Berliner Polizei

Razzia bei arabischer Großfamilie wegen Autovermietungen

Hintergrund der Razzien sollen Geschäfte mit Luxus-Autovermietungen sein, die offenbar über Strohmänner laufen.

Polizisten führen bei einer Razzia einen Mann ab (Archivbild)

Polizisten führen bei einer Razzia einen Mann ab (Archivbild)

Foto: Paul Zinken / dpa

Beamte der Berliner Polizei haben am Donnerstagmorgen mehrere Geschäftsräume und Wohnungen durchsucht. Ermittelt wird offenbar gegen eine arabische Großfamilie, die ihr Geld mit der Vermietung von Luxusfahrzeugen verdienen soll. Fünf Beschuldigten wird nach Angaben der Berliner Staatsanwaltschaft die Unterschlagung mehrerer hochwertiger Luxusautos vorgeworfen. Darunter Autos der Marken Mercedes, Audi und Lamborghini. Insgesamt haben die 31. Einsatzhundertschaft und Beamte des Landeskriminalamtes zehn Wohnungen und Geschäftsräume in Charlottenburg, Schöneberg, Steglitz, Neukölln und Treptow durchsucht.

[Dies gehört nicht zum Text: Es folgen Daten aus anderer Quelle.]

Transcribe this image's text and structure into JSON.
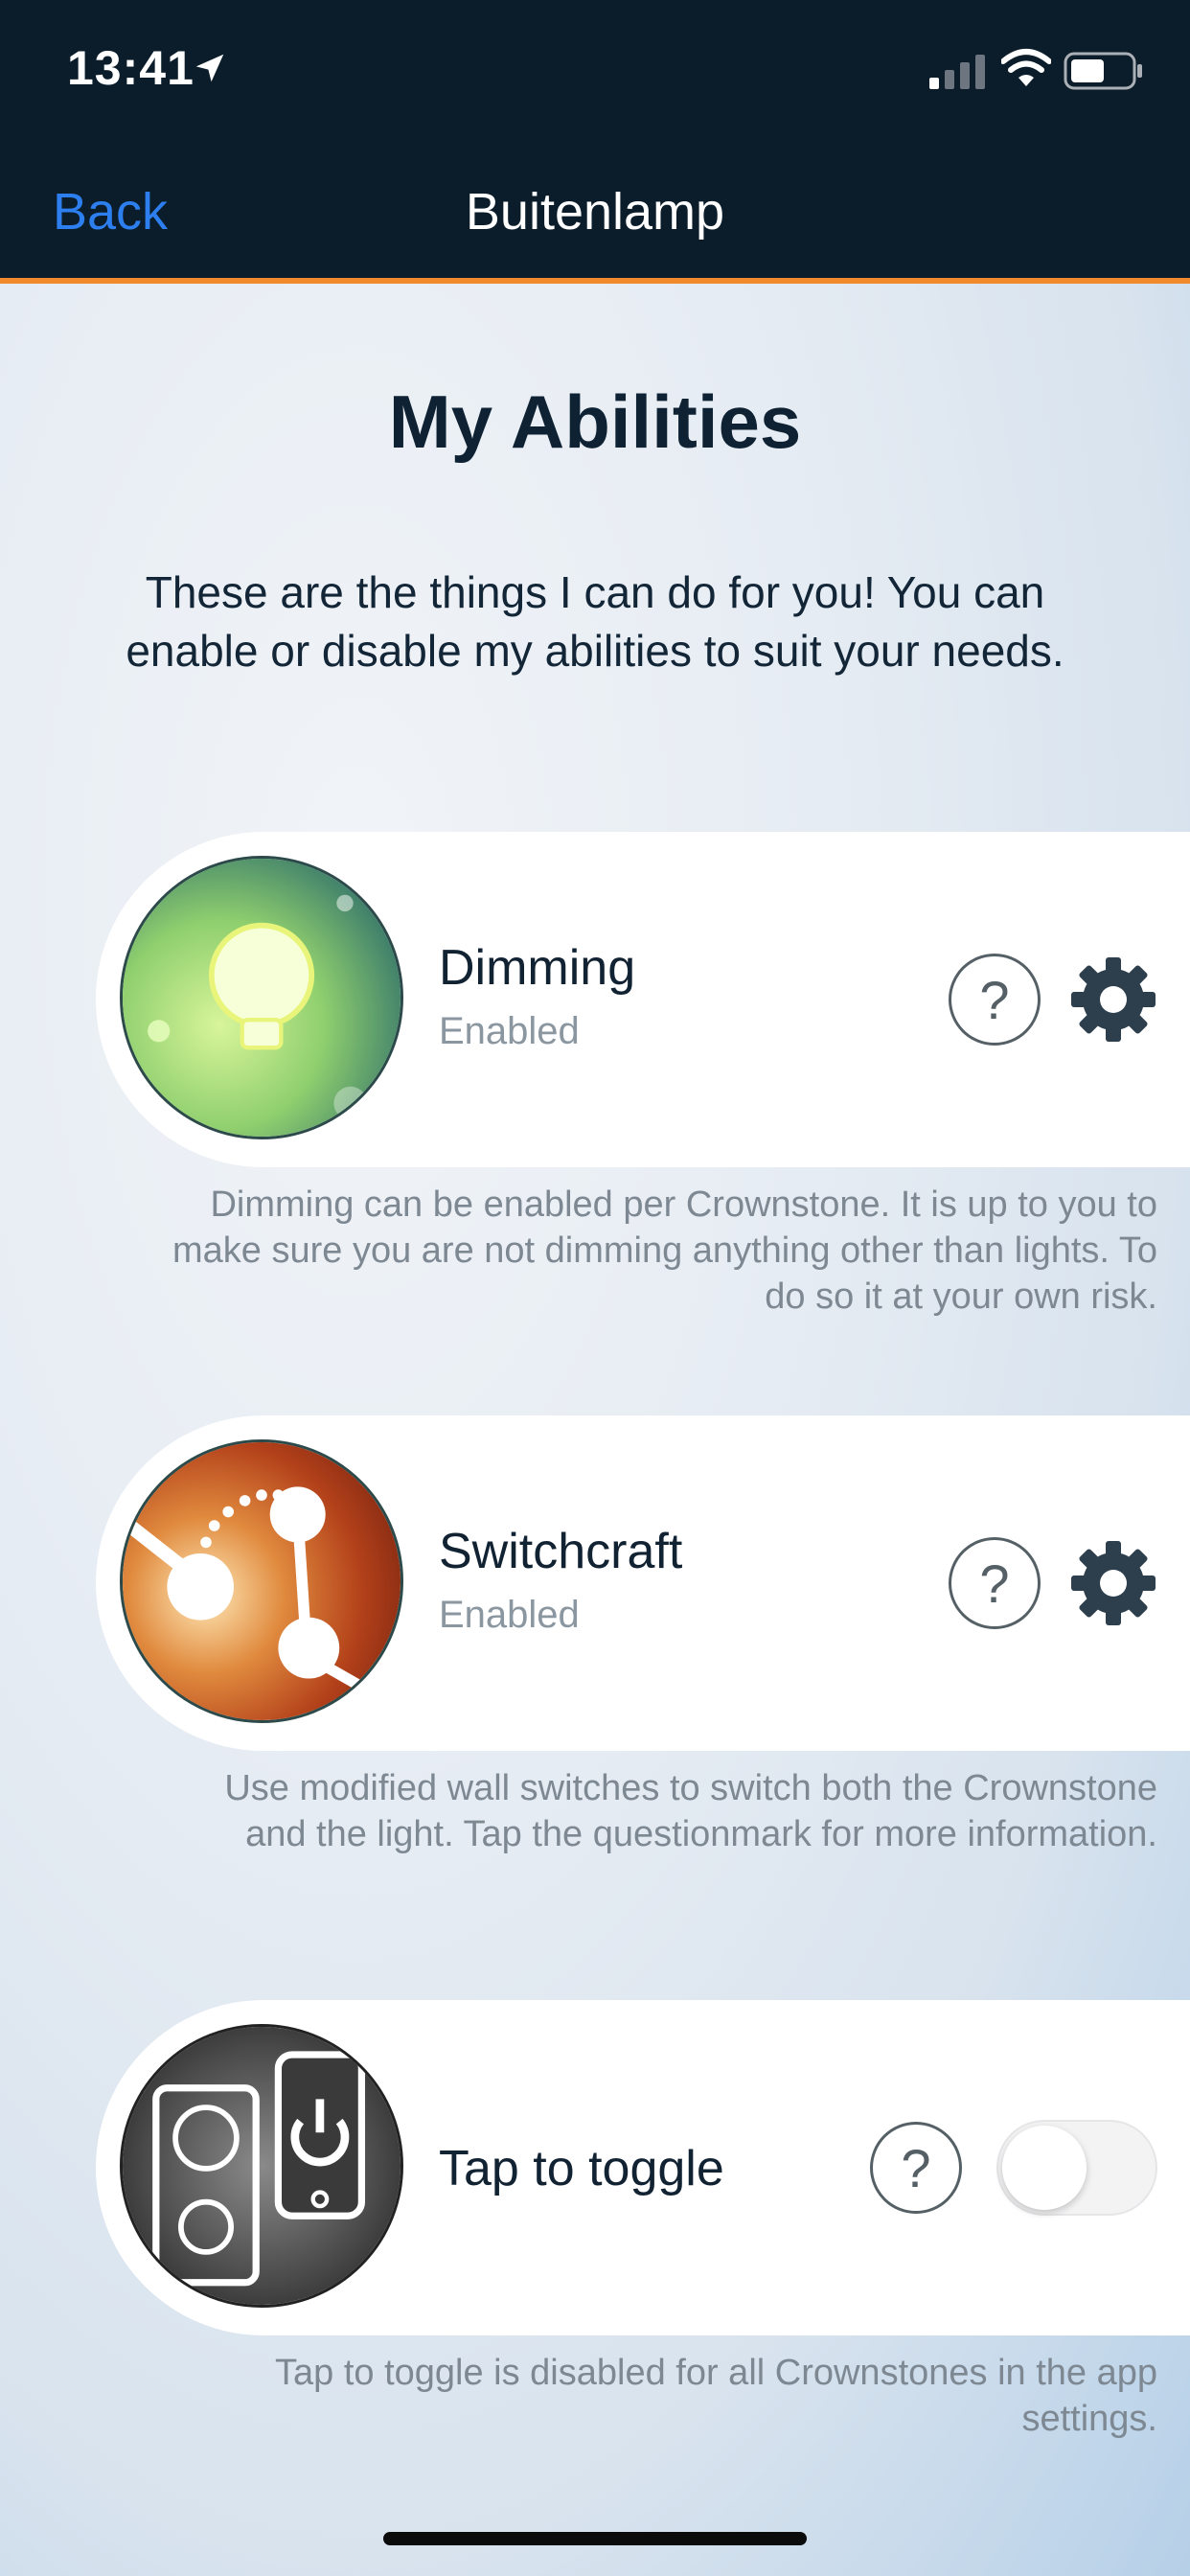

"Es wurden Beweismittel wie etwa Computer und Geschäftsunterlagen sichergestellt", sagte der Sprecher der Staatsanwaltschaft Martin Steltner. Festnahmen habe es keine gegeben. Nach Informationen der Berliner Morgenpost befindet sich einer der Verdächtigen aber bereits seit längerer Zeit in Haft. Durchsucht wurden unter anderem das Autocenter Steglitz an der Gutsmuthstraße und die Firma Upper Cars Premium an der Lietzenburger Straße in Charlottenburg. Der Geschäftsführer von Upper Cars soll ein Mitglied der arabischen Großfamilie A. sein. Zudem wurde unter anderem auch eine Wohnung an der Fraunhofer Straße in Charlottenburg durchsucht. Die hochwertigen Autos sollen von der Autovermietung Upper Cars Premium vermietet und die Mietverträge dann fristlos gekündigt worden sein. Von den Autos aber fehlt jede Spur. Daher vermutet die Staatsanwaltschaft Unterschlagung.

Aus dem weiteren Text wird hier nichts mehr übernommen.